Kawasaki disease is an acute illness primarily affecting young children, characterized by inflammation of blood vessels throughout the body. Also known as mucocutaneous lymph node syndrome, this condition can lead to serious complications, particularly involving the coronary arteries that supply blood to the heart. There is a variant, “atypical Kawasaki disease,” which presents a diagnostic challenge because not all of the typical symptoms are present. Recognizing this incomplete presentation allows for prompt treatment and prevention of severe long-term health issues.
Defining Atypical Kawasaki Disease
Atypical, or incomplete, Kawasaki disease occurs when a child has a persistent fever but fewer than the required classic diagnostic criteria. Classic Kawasaki disease involves a fever lasting at least five days with four of five specific clinical signs, while atypical forms present with only two or three. This incomplete manifestation makes diagnosis difficult, often leading to delays. The term “incomplete” refers to a lack of sufficient classic symptoms, while “atypical” can denote unusual symptoms not typically associated with the disease.
This deviation is common in infants under six months and older children, who often have a higher risk of coronary artery abnormalities. The challenge lies in distinguishing atypical Kawasaki disease from more common childhood illnesses, as its subtle presentation can mimic other conditions.
Recognizing the Signs
Persistent fever remains the most consistent symptom in atypical Kawasaki disease, often lasting five days or longer and showing minimal response to fever-reducing medications. Other signs may appear beyond fever, though they can be subtle, vary, or evolve. These include red or pink eyes without discharge, a rash that can appear on the trunk or groin, and changes in the mouth such as red lips, a “strawberry tongue,” or cracked lips.
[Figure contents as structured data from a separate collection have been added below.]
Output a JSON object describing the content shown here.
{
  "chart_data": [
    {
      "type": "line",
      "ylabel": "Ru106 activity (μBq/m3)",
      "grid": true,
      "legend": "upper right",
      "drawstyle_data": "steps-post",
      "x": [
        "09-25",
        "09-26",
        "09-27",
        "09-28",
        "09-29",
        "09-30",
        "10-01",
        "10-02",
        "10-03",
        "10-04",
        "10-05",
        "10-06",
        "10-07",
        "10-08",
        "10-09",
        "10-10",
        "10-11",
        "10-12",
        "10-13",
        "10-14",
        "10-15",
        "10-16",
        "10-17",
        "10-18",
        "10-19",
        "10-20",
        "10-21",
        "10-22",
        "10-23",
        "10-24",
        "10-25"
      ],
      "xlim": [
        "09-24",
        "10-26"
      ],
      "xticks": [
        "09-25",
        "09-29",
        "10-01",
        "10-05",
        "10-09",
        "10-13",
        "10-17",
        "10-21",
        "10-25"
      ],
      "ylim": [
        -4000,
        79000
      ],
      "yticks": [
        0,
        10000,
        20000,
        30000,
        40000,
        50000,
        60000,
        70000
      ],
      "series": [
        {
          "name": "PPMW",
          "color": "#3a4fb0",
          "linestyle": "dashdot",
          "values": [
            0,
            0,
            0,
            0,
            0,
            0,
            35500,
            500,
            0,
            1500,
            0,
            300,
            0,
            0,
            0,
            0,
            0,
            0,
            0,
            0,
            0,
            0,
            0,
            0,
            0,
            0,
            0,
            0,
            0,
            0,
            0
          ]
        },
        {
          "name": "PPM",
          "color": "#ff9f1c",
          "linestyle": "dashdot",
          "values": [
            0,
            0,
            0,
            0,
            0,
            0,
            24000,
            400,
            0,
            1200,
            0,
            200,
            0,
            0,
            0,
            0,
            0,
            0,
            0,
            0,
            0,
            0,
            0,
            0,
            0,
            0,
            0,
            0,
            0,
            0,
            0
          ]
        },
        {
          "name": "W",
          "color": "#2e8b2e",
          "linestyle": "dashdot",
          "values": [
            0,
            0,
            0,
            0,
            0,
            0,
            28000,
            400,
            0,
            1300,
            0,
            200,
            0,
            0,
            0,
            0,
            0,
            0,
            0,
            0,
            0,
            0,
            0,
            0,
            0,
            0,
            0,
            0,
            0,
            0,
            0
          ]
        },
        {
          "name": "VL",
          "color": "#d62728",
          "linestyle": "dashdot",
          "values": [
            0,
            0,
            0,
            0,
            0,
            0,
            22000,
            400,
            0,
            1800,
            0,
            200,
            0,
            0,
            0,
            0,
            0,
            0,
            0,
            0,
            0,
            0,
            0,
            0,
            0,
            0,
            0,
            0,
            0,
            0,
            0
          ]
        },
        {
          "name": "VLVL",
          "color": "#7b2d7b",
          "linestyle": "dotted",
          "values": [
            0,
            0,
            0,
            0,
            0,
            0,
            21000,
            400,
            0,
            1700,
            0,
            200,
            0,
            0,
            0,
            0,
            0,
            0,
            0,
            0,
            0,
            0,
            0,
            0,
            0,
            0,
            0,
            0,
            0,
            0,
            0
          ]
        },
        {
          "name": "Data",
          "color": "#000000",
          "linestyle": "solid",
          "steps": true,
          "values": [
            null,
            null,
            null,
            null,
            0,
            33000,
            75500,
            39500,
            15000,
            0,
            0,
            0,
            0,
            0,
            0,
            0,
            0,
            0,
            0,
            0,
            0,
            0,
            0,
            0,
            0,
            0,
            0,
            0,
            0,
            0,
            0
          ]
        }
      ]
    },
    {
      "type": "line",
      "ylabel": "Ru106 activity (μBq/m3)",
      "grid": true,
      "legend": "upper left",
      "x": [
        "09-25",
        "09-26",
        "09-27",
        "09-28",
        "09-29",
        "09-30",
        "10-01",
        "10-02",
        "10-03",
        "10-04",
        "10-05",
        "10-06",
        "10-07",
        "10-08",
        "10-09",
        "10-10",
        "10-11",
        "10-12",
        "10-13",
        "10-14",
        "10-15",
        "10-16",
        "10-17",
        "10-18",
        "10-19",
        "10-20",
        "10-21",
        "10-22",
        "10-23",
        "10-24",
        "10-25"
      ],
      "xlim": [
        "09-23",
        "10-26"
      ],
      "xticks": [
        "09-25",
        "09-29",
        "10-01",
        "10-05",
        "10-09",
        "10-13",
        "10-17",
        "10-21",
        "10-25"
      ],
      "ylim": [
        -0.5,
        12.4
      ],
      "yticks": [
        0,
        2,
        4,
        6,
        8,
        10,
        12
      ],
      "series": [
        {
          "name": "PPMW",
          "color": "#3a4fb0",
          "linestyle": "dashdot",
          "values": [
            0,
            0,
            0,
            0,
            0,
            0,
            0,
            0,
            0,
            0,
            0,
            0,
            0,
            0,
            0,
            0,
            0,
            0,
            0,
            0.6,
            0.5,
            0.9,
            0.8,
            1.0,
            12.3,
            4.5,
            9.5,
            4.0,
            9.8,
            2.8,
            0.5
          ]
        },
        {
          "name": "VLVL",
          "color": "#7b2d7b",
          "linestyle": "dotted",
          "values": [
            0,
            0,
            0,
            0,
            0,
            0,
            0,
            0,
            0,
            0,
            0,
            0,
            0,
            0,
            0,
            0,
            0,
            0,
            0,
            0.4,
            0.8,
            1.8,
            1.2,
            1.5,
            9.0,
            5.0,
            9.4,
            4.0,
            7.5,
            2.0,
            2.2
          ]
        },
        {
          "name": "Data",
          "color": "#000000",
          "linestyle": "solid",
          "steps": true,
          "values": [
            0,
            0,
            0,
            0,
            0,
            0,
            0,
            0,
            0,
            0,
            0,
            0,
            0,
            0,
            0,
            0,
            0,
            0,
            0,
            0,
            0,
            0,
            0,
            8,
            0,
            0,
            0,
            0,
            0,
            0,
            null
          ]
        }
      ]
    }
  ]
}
Swelling and redness of the hands and feet, sometimes leading to peeling skin around the nails, can also be observed. Swollen lymph nodes, usually in the neck and often unilateral, are another possible sign. These symptoms might not all be present simultaneously, further complicating diagnosis and requiring careful observation.
Diagnostic Process
Diagnosis requires high suspicion, especially in infants prone to incomplete presentations. The diagnosis relies on a combination of persistent fever, some classic signs, and supportive laboratory findings, while also ruling out other potential conditions. Elevated inflammatory markers include a C-reactive protein (CRP) level of 3.0 mg/dL or higher and an erythrocyte sedimentation rate (ESR) of 40 mm/hr or higher.
Other laboratory abnormalities that support the diagnosis include:
An elevated white blood cell count, often greater than 15,000/mm³.
Anemia for the child’s age.
Low albumin levels, typically 3.0 g/dL or less.
Elevated liver enzymes, such as alanine aminotransferase (ALT).
Sterile pyuria, indicated by ten or more white blood cells per high-power field in urine.
Thrombocytosis, an elevated platelet count, which often appears after the seventh day of fever.
Echocardiography also plays a role in assessing for coronary artery involvement, with findings such as a Z-score of 2.5 or greater for the left anterior descending or right coronary arteries suggesting abnormalities.
Treatment and Follow-Up
Early treatment of atypical Kawasaki disease is important to prevent serious complications, especially coronary artery aneurysms. The standard treatment involves intravenous immunoglobulin (IVIG) and aspirin. IVIG, a blood product containing antibodies, helps to reduce inflammation throughout the body. Aspirin helps manage inflammation and prevent blood clot formation, a concern with inflamed coronary arteries.
Prompt IVIG administration, ideally within ten days of fever onset, can significantly reduce the risk of coronary artery aneurysms from approximately 25% to 4-5%. If there is no response to the initial treatment, a second dose of IVIG may be given, sometimes along with corticosteroids or other adjunctive therapies. Long-term follow-up care is also important, particularly if coronary artery abnormalities were detected acutely. This typically includes regular cardiology assessments to monitor heart health and detect late complications.